Here’s a graph Roach included in his article illustrating housing starts over the last 21 years.
And sure enough, as you can see, housing starts are the highest they’ve been since 2015. In fact, until 2021, they’d been pretty stagnant for several years.
But is this proof that people are choosing Alberta to work and raise their families?
Well, I already showed in an earlier news article that 8,500 more people have left Alberta for other provinces than the other way around, since the UCP were elected.
And while we did see a net increase of 4,489 people move here from other provinces during the third quarter of 2021, that follows 5 consecutive quarters of net interprovincial migration losses. Since the third quarter of 2020, we’ve had a net loss of 15,882 interprovincial movers.
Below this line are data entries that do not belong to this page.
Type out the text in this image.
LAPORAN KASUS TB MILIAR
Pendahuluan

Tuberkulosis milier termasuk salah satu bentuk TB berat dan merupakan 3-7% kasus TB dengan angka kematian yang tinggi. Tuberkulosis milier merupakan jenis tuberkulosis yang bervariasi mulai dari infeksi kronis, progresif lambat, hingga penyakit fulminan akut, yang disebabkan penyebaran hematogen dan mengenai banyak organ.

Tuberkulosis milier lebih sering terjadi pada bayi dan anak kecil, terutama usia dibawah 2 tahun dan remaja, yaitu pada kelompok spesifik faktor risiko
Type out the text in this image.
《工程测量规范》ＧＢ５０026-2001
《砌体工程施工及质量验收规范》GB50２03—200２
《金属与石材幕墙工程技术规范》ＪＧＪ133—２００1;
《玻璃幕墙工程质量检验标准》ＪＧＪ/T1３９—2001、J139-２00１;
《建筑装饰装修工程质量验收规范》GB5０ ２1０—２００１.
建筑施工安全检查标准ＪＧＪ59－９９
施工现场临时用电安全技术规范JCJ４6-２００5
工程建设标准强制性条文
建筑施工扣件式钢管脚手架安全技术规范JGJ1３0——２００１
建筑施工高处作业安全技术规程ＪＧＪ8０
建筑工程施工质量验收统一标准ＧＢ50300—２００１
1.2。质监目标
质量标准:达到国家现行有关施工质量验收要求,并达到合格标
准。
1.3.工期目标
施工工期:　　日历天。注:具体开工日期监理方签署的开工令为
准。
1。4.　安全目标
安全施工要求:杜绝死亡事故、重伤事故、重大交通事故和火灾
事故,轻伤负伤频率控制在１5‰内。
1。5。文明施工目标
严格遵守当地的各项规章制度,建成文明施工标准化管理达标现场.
So, it doesn’t look like people are moving here. At least not yet.
But let’s just assume they are. If we say that about Alberta because housing starts are up, then we have to say it about other provinces, since Alberta didn’t see the largest increase between 2020 and 2021.
Saskatchewan was first place, followed by Newfoundland and Labrador. Alberta was third.
And if we compare 2021 with 2019—you know, before the pandemic hit and shut down the construction industry—Alberta is in 6th place.
That’s a lot less impressive than what Jason Kenney was making it out to be.
Not only that, but Alberta was 1 of only 4 provinces that saw a drop in housing starts between 2019 and 2020.
And finally, if we compare housing starts over the last 7 years (the period mentioned in Kenney’s tweet image), we see that Alberta is in 7th place.
So, even though housing starts in Alberta are at their highest point in the last 7 years, there are 6 other provinces who’ve seen higher growth than we have.
This isn’t the good news Jason Kenney thinks it is. Or rather the good news he wants us to believe it is.